Background
OpenAM provides open source Authentication, Authorization, Entitlement and Federation software. We chose it as part of our internal SSO platform. The documentation of OpenAM goes into a lot of details about the installation that I don’t need to go through here again.
OpenAM 12 was not designed as a stateless app, and it’s not meant to be running on an elastic environment like Mesos.
The purpose of this doc is to highlight the main pain points and challenges in deploying OpenAM on a Mesos cluster
References
- https://backstage.forgerock.com/#!/docs/openam/12.0.0/
- http://azlabs.blogspot.fr/2015/08/openam-12-sessions.html
- http://blogs.forgerock.org/petermajor/2015/08/sessions/
Constraints
- Mesos cluster only runs stateless non-persistent apps
- Marathon framework to manage long running apps on Mesos
- Need to run multiple instances for HA
Setup
1. External config store
Configure OpenAM to use openDJ for storing its configuation.
Use the Openam-configurator tool to push that config file.
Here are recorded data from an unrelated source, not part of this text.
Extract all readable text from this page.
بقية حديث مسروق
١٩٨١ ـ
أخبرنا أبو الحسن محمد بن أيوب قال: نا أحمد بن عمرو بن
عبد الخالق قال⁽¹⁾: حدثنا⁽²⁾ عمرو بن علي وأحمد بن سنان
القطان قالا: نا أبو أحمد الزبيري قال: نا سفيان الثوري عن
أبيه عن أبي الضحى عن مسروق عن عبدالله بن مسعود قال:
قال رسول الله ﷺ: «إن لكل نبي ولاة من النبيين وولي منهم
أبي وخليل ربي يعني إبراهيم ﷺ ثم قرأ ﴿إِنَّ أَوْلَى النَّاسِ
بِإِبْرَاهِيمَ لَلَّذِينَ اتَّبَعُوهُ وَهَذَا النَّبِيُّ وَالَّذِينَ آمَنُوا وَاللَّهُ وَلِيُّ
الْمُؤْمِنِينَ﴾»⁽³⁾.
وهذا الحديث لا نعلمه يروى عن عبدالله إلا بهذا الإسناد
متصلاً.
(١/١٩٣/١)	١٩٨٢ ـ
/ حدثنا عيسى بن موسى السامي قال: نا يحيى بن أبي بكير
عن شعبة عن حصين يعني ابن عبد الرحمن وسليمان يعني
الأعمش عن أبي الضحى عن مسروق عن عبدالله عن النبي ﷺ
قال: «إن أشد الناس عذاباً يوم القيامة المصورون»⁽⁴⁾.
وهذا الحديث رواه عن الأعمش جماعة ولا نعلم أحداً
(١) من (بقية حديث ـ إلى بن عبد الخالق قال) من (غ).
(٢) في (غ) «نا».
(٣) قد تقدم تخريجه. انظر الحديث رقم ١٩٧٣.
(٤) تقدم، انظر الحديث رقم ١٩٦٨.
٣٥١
By default OpenAM uses its own embeded backend for storing its config and dumping all that on disk in the OpenAM home as seen in the config below BASE_DIR+ The first time to run this tool it will create the BASE_DIR and connect to the backend to write configs.
In subsequent runs of the configurator tool it will connect to the backend and check that there is a config and only write the BASE_DIR part without changing any configs. From here on configs will be handled by sooadm tool or the webUI (console). There are 2 configs in that context
# Server properties SERVER_URL=http://${HOSTNAME}:${PORT0} DEPLOYMENT_URI=/openam BASE_DIR=/tmp/openam locale=en_US PLATFORM_LOCALE=en_US AM_ENC_KEY='some_random_string' ADMIN_PWD='a_good_pass' AMLDAPUSERPASSWD='another_good_pass' COOKIE_DOMAIN=.example.com ACCEPT_LICENSES=true # External configuration data store DATA_STORE=dirServer DIRECTORY_SSL=SIMPLE DIRECTORY_SERVER=${OPENDJ_SERVER} DIRECTORY_PORT=${OPENDJ_PORT} DIRECTORY_ADMIN_PORT=${OPENDJ_ADMIN_PORT} ROOT_SUFFIX=$OPENAM_SUFFIX DS_DIRMGRDN=${OPENDJ_USER} DS_DIRMGRPASSWD=${OPENDJ_PASS} # External User store USERSTORE_TYPE=LDAPv3ForOpenDS USERSTORE_SSL=SIMPLE USERSTORE_HOST=${OPENDJ_SERVER} USERSTORE_PORT=${OPENDJ_PORT} USERSTORE_SUFFIX=ou=people,dc=example, dc=com USERSTORE_MGRDN=${OPENDJ_USER} USERSTORE_PASSWD=${OPENDJ_PASS} # Site config LB_SITE_NAME=example LB_PRIMARY_URL=http://sso.example.com:80/openam LB_SESSION_HA_SFO=true
Storing config in OpenDJ enables session failover . There is a whole section in the docs on how to prepare the external backend for OpenAM to use it, make sure to follow it correctly .
Clustering
Clustering in OpenAM is a topic that I did not dive deep into, but a few points to note.
- Every server registers to the cluster with its hostname:port
- When a server is down it does not leave the cluster or get deleted
- Sessions are stored in memory on the host, so server down = session lost
2.1. CTS (centralized session store)
CTS is the means for OpenAM to be able to share its sessions among the hosts of the cluster.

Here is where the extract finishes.